1.2) Absorption racinaire du nitrate et réduction en ammonium
1.2.1) Absorption du nitrate par les racines
L’absorption racinaire de nitrate comprend deux systèmes faisant intervenir des transporteurs
distincts (Figure II-1) :
- lorsque la concentration en nitrate dans le sol est élevée (supérieure à 0,5 mM), les
transporteurs de l’ancienne famille NRT1 (maintenant appartenant à la famille NPF, (Leran et al.,
2014)) sont responsables du transport à faible affinité (LATS pour Low Affinity Transport System).

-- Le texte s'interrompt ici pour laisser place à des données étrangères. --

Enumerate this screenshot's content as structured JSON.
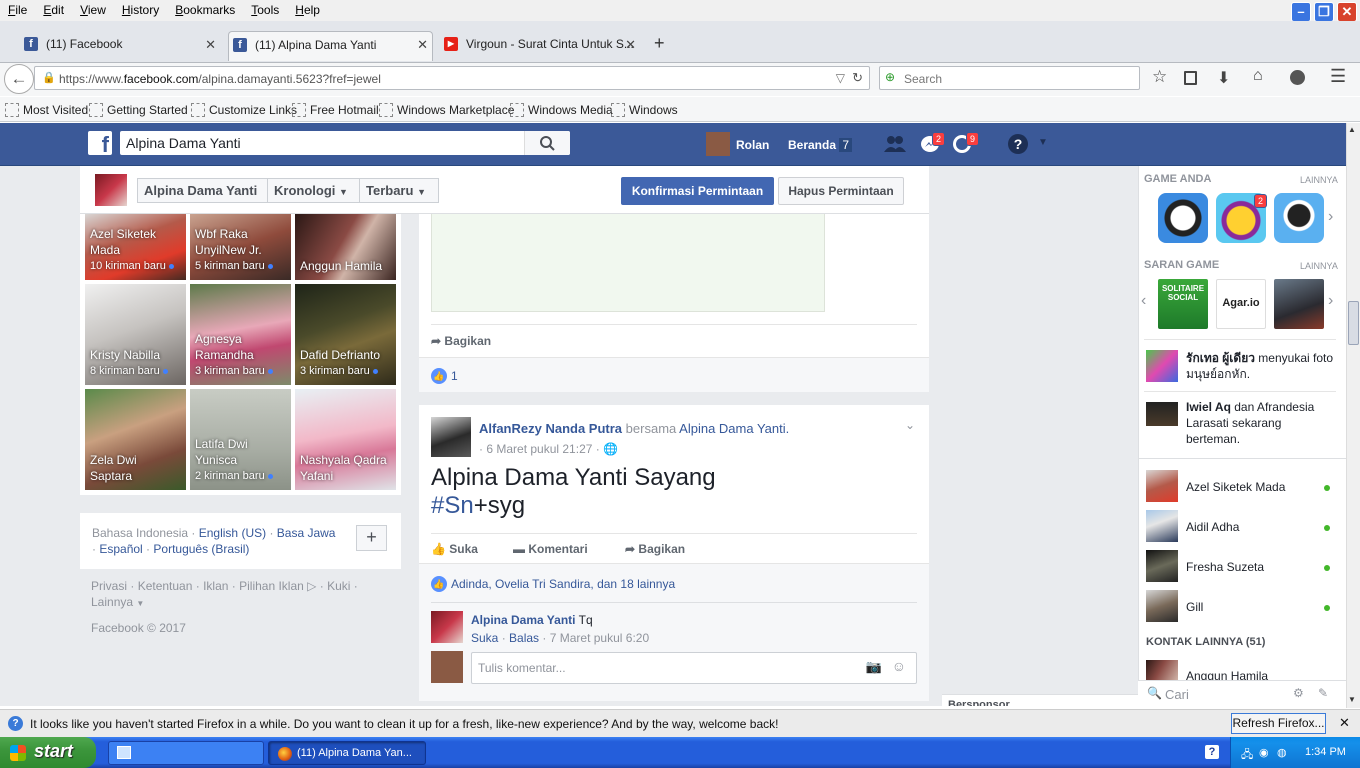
{
  "menu": [
    "File",
    "Edit",
    "View",
    "History",
    "Bookmarks",
    "Tools",
    "Help"
  ],
  "tabs": [
    {
      "title": "(11) Facebook"
    },
    {
      "title": "(11) Alpina Dama Yanti"
    },
    {
      "title": "Virgoun - Surat Cinta Untuk S..."
    }
  ],
  "url": {
    "prefix": "https://www.",
    "domain": "facebook.com",
    "path": "/alpina.damayanti.5623?fref=jewel"
  },
  "browser_search_placeholder": "Search",
  "bookmarks": [
    "Most Visited",
    "Getting Started",
    "Customize Links",
    "Free Hotmail",
    "Windows Marketplace",
    "Windows Media",
    "Windows"
  ],
  "fb": {
    "search_value": "Alpina Dama Yanti",
    "user": "Rolan",
    "home": "Beranda",
    "home_count": "7",
    "msg_badge": "2",
    "notif_badge": "9"
  },
  "profile": {
    "name": "Alpina Dama Yanti",
    "nav1": "Kronologi",
    "nav2": "Terbaru",
    "confirm": "Konfirmasi Permintaan",
    "delete": "Hapus Permintaan"
  },
  "friends": [
    {
      "name": "Azel Siketek Mada",
      "new": "10 kiriman baru"
    },
    {
      "name": "Wbf Raka UnyilNew Jr.",
      "new": "5 kiriman baru"
    },
    {
      "name": "Anggun Hamila",
      "new": ""
    },
    {
      "name": "Kristy Nabilla",
      "new": "8 kiriman baru"
    },
    {
      "name": "Agnesya Ramandha",
      "new": "3 kiriman baru"
    },
    {
      "name": "Dafid Defrianto",
      "new": "3 kiriman baru"
    },
    {
      "name": "Zela Dwi Saptara",
      "new": ""
    },
    {
      "name": "Latifa Dwi Yunisca",
      "new": "2 kiriman baru"
    },
    {
      "name": "Nashyala Qadra Yafani",
      "new": ""
    }
  ],
  "languages": {
    "current": "Bahasa Indonesia",
    "l1": "English (US)",
    "l2": "Basa Jawa",
    "l3": "Español",
    "l4": "Português (Brasil)"
  },
  "footer": {
    "links": [
      "Privasi",
      "Ketentuan",
      "Iklan",
      "Pilihan Iklan",
      "Kuki",
      "Lainnya"
    ],
    "copyright": "Facebook © 2017"
  },
  "post1": {
    "share": "Bagikan",
    "likes": "1"
  },
  "post2": {
    "author": "AlfanRezy Nanda Putra",
    "with": "bersama",
    "tagged": "Alpina Dama Yanti.",
    "time": "6 Maret pukul 21:27",
    "text1": "Alpina Dama Yanti Sayang",
    "hashtag": "#Sn",
    "text2": "+syg",
    "like": "Suka",
    "comment": "Komentari",
    "share": "Bagikan",
    "likers": "Adinda, Ovelia Tri Sandira, dan 18 lainnya",
    "c_author": "Alpina Dama Yanti",
    "c_text": "Tq",
    "c_like": "Suka",
    "c_reply": "Balas",
    "c_time": "7 Maret pukul 6:20",
    "c_placeholder": "Tulis komentar..."
  },
  "right": {
    "games": "GAME ANDA",
    "more": "LAINNYA",
    "game_badge": "2",
    "suggest": "SARAN GAME",
    "g_solitaire": "SOLITAIRE SOCIAL",
    "g_agar": "Agar.io",
    "t1_name": "รักเทอ ผู้เดียว",
    "t1_text": " menyukai foto มนุษย์อกหัก.",
    "t2_name": "Iwiel Aq",
    "t2_text": " dan Afrandesia Larasati sekarang berteman.",
    "contacts": [
      "Azel Siketek Mada",
      "Aidil Adha",
      "Fresha Suzeta",
      "Gill"
    ],
    "more_contacts": "KONTAK LAINNYA (51)",
    "partial_contact": "Anggun Hamila",
    "chat_search": "Cari",
    "sponsor": "Bersponsor"
  },
  "notification": {
    "text": "It looks like you haven't started Firefox in a while. Do you want to clean it up for a fresh, like-new experience? And by the way, welcome back!",
    "button": "Refresh Firefox..."
  },
  "taskbar": {
    "start": "start",
    "window": "(11) Alpina Dama Yan...",
    "time": "1:34 PM"
  },
  "colors": {
    "fb_blue": "#3b5998",
    "link": "#365899",
    "online": "#42b72a",
    "badge": "#fa3e3e"
  }
}
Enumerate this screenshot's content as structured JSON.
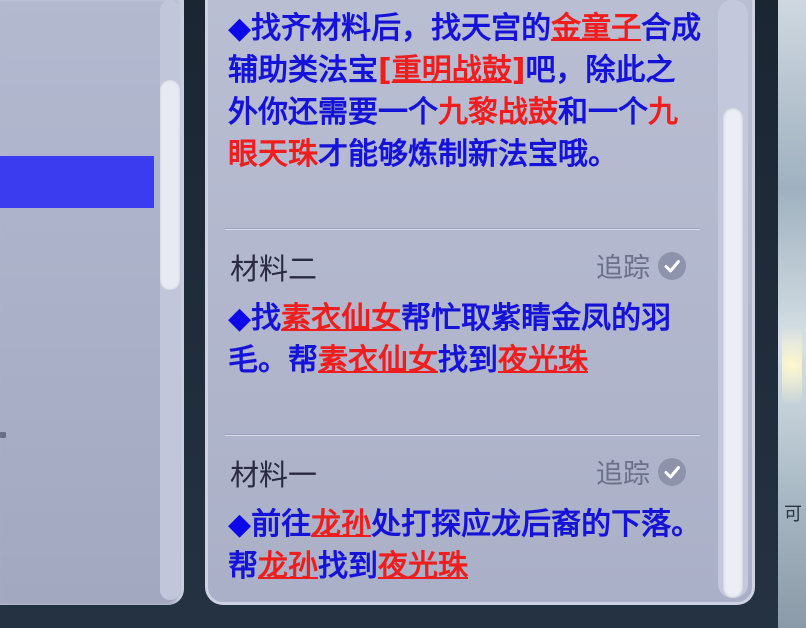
{
  "top_entry": {
    "bullet": "◆",
    "t1": "找齐材料后，找天宫的",
    "npc": "金童子",
    "t2": "合成辅助类法宝",
    "bracket_open": "[",
    "item": "重明战鼓",
    "bracket_close": "]",
    "t3": "吧，除此之外你还需要一个",
    "req1": "九黎战鼓",
    "t4": "和一个",
    "req2": "九眼天珠",
    "t5": "才能够炼制新法宝哦。"
  },
  "sections": [
    {
      "title": "材料二",
      "track_label": "追踪",
      "bullet": "◆",
      "t1": "找",
      "npc1": "素衣仙女",
      "t2": "帮忙取紫睛金凤的羽毛。帮",
      "npc2": "素衣仙女",
      "t3": "找到",
      "item": "夜光珠"
    },
    {
      "title": "材料一",
      "track_label": "追踪",
      "bullet": "◆",
      "t1": "前往",
      "npc1": "龙孙",
      "t2": "处打探应龙后裔的下落。帮",
      "npc2": "龙孙",
      "t3": "找到",
      "item": "夜光珠"
    }
  ],
  "colors": {
    "text": "#1613d8",
    "highlight": "#ef1e1e",
    "selected_row": "#3b3cf0"
  },
  "icons": [
    "check-circle-icon"
  ],
  "right_edge_text": "可"
}
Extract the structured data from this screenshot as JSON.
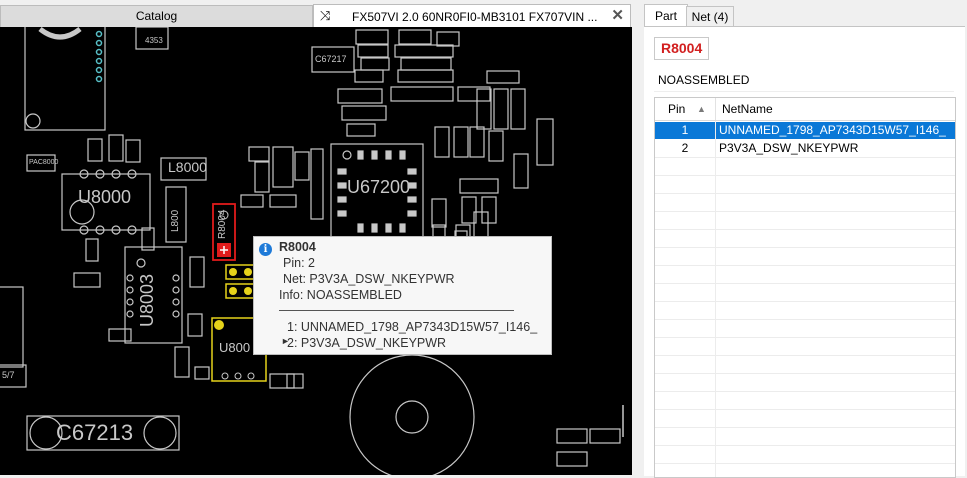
{
  "tabs": {
    "catalog_label": "Catalog",
    "board_tab_label": "FX507VI 2.0 60NR0FI0-MB3101 FX707VIN ...",
    "shuffle_icon": "shuffle-icon",
    "close_icon": "close-icon"
  },
  "board": {
    "labels": {
      "u8000": "U8000",
      "u8003": "U8003",
      "u800x": "U800",
      "u67200": "U67200",
      "c67213": "C67213",
      "l8000": "L8000",
      "l800x": "L800",
      "r8004": "R8004",
      "pac": "PAC8000",
      "c67217": "C67217",
      "s4353": "4353",
      "c5p7": "5/7"
    }
  },
  "popup": {
    "icon": "info-icon",
    "title": "R8004",
    "pin": "Pin: 2",
    "net": "Net: P3V3A_DSW_NKEYPWR",
    "info": "Info: NOASSEMBLED",
    "nets": [
      "1: UNNAMED_1798_AP7343D15W57_I146_",
      "2: P3V3A_DSW_NKEYPWR"
    ]
  },
  "panel": {
    "tab_part": "Part",
    "tab_net": "Net (4)",
    "refdes": "R8004",
    "assembly": "NOASSEMBLED",
    "col_pin": "Pin",
    "col_netname": "NetName",
    "rows": [
      {
        "pin": "1",
        "net": "UNNAMED_1798_AP7343D15W57_I146_",
        "selected": true
      },
      {
        "pin": "2",
        "net": "P3V3A_DSW_NKEYPWR",
        "selected": false
      }
    ]
  },
  "colors": {
    "board_bg": "#000000",
    "silkscreen": "#c8c8c8",
    "highlight_red": "#e01b1b",
    "pad_yellow": "#e6d31a",
    "selection_blue": "#0a78d7",
    "refdes_red": "#d21f1f",
    "info_blue": "#1e7ad8"
  }
}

Chez Arabidopsis, cette famille comporte 53 membres parmi lesquels 16 ont montré une activité de
transport de nitrate (Krapp et al., 2014; Leran et al., 2014). Le gène le plus étudié de cette famille, le
gène NRT1.1, possède une double affinité pour le nitrate et agit comme un senseur du nitrate (Liu
and Tsay, 2003).
- lorsque les concentrations en nitrate dans le sol sont faibles (inférieures à 200 µM), les
transporteurs de la famille NRT2 (7 membres chez Arabidopsis) sont responsables du transport à
haute affinité du nitrate (HATS pour High Affinity Transport System) (Orsel et al., 2002). Ce système
comprend une composante constitutive (cHATS) qui s’exprime de façon basale même quand la
plante n’est pas en présence de nitrate ainsi qu’une composante inducible (iHATS) qui se met en
place lorsque la fourniture d’azote à la plante se fait sous forme de nitrate. L’étude des différents
membres de la famille NRT2 a montré que les gènes NRT2.1, NRT2.2 et NRT2.4 sont plus
particulièrement impliqués dans l’absorption du nitrate au niveau des racines (Filleur et al., 2001;
Kiba et al., 2012). Les autres gènes NRT2 seraient plutôt impliqués dans le transport de nitrate au
sein de la plante (Krapp et al., 2014).
Il est à noter que deux autres familles de protéines ont été montré comme capables de
transporter du nitrate : il s’agit des familles SLAC/SLAH (slow-type anion channels et slow-type anion
channels homologues) et CLC (ChLoride Channel). Toutefois, aucune activité d’absorption racinaire
n’est connue à ce jour pour les membres de ces familles (Krapp et al., 2014).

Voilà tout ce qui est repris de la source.